Question

How do you integrate `int 1/sqrt(9x^2-18x+13)` using trigonometric substitution?

Answer 1

`sinh^-1(3/2(x-1))+C`

Explanation:

I can give you a solution but it uses a hyperbolic substitution as oppose to a standard trig substitution but it is still very similar.

We begin by re writing the quadratic under the square root in completed square / vertex form.

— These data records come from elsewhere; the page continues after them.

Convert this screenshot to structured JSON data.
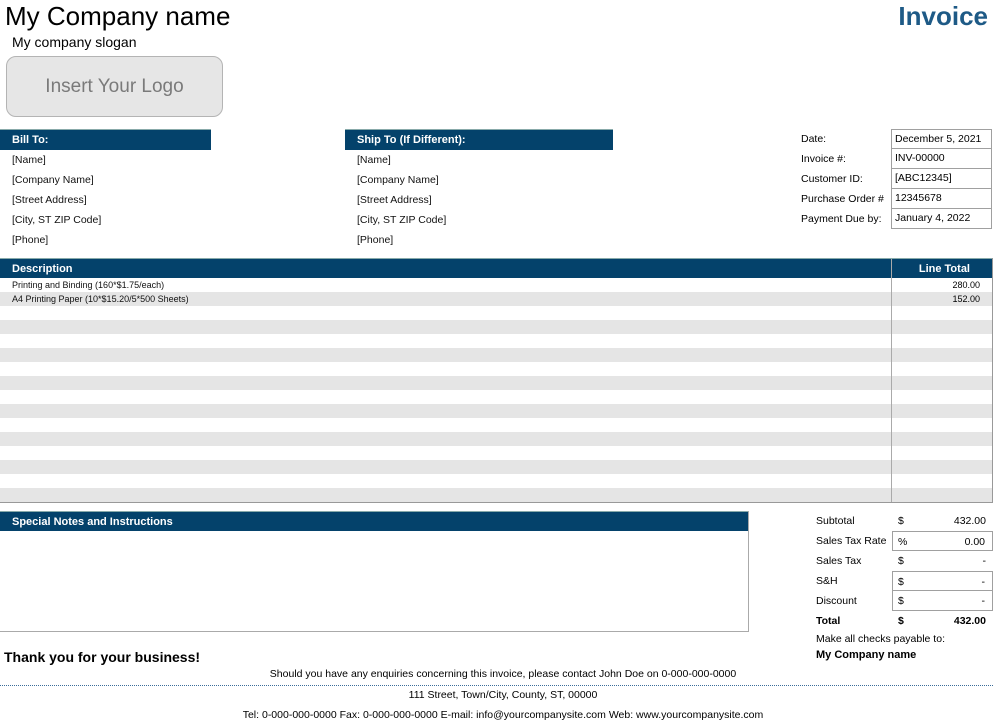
{
  "header": {
    "company_name": "My Company name",
    "slogan": "My company slogan",
    "logo_placeholder": "Insert Your Logo",
    "title": "Invoice",
    "accent_color": "#04426b",
    "title_color": "#1e5a86"
  },
  "bill_to": {
    "heading": "Bill To:",
    "lines": [
      "[Name]",
      "[Company Name]",
      "[Street Address]",
      "[City, ST  ZIP Code]",
      "[Phone]"
    ]
  },
  "ship_to": {
    "heading": "Ship To (If Different):",
    "lines": [
      "[Name]",
      "[Company Name]",
      "[Street Address]",
      "[City, ST  ZIP Code]",
      "[Phone]"
    ]
  },
  "meta": [
    {
      "label": "Date:",
      "value": "December 5, 2021"
    },
    {
      "label": "Invoice #:",
      "value": "INV-00000"
    },
    {
      "label": "Customer ID:",
      "value": "[ABC12345]"
    },
    {
      "label": "Purchase Order #",
      "value": "12345678"
    },
    {
      "label": "Payment Due by:",
      "value": "January 4, 2022"
    }
  ],
  "items": {
    "headers": {
      "description": "Description",
      "line_total": "Line Total"
    },
    "rows": [
      {
        "description": "Printing and Binding (160*$1.75/each)",
        "line_total": "280.00"
      },
      {
        "description": "A4 Printing Paper (10*$15.20/5*500 Sheets)",
        "line_total": "152.00"
      },
      {
        "description": "",
        "line_total": ""
      },
      {
        "description": "",
        "line_total": ""
      },
      {
        "description": "",
        "line_total": ""
      },
      {
        "description": "",
        "line_total": ""
      },
      {
        "description": "",
        "line_total": ""
      },
      {
        "description": "",
        "line_total": ""
      },
      {
        "description": "",
        "line_total": ""
      },
      {
        "description": "",
        "line_total": ""
      },
      {
        "description": "",
        "line_total": ""
      },
      {
        "description": "",
        "line_total": ""
      },
      {
        "description": "",
        "line_total": ""
      },
      {
        "description": "",
        "line_total": ""
      },
      {
        "description": "",
        "line_total": ""
      },
      {
        "description": "",
        "line_total": ""
      }
    ]
  },
  "notes": {
    "heading": "Special Notes and Instructions",
    "content": ""
  },
  "totals": {
    "subtotal": {
      "label": "Subtotal",
      "symbol": "$",
      "value": "432.00"
    },
    "tax_rate": {
      "label": "Sales Tax Rate",
      "symbol": "%",
      "value": "0.00"
    },
    "sales_tax": {
      "label": "Sales Tax",
      "symbol": "$",
      "value": "-"
    },
    "shipping": {
      "label": "S&H",
      "symbol": "$",
      "value": "-"
    },
    "discount": {
      "label": "Discount",
      "symbol": "$",
      "value": "-"
    },
    "total": {
      "label": "Total",
      "symbol": "$",
      "value": "432.00"
    },
    "checks_label": "Make all checks payable to:",
    "checks_name": "My Company name"
  },
  "footer": {
    "thanks": "Thank you for your business!",
    "enquiries": "Should you have any enquiries concerning this invoice, please contact John Doe on 0-000-000-0000",
    "address": "111 Street, Town/City, County, ST, 00000",
    "contact": "Tel: 0-000-000-0000 Fax: 0-000-000-0000 E-mail: info@yourcompanysite.com Web: www.yourcompanysite.com"
  }
}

`9x^2-18x+13=9(x^2-2x)+13`
`=9(x-1)^2+4`

We can re write the integral as:

`intdx/sqrt(9x^2-18x+13) = intdx/sqrt(9(x-1)^2+4)`

At this point we may like to consider the substitution:

`3(x-1) = 2sinh(u) -> 9(x-1)^2=4sinh^2(u)`

It also follows from this substitution that:

`3dx = 2cosh(u)du`

Notice it is not a standard trig function but a hyperbolic function

Now putting this into the integral we get:

`2/3intcosh(u)/sqrt(4sinh^2(u)+4)du`

We can factor `4` out of the square root on the bottom (leaving us with `2`) which we will put on the front of the integral:

`1/3intcosh(u)/sqrt(sinh^2(u)+1)du`

From the hyperbolic identity: `cosh^2(u)-sinh^2(u) =1`
we can replace the expression under the square root with:

`1/3intcosh(u)/sqrt(cosh^2(u))du=`

Which simplifies to:

`1/3intcosh(u)/cosh(u)du=1/3intdu=1/3u+C`

Now reverse the substitution for `u` and we get:

`1/3sinh^-1(3/2(x-1))+C`

You can leave it here or if you want to go a bit further, re-write this in terms of the definition of the `sinh` inverse function which would give:

`1/3ln{3/2(x-1)+sqrt(9/4(x-1)^2+1) }+C`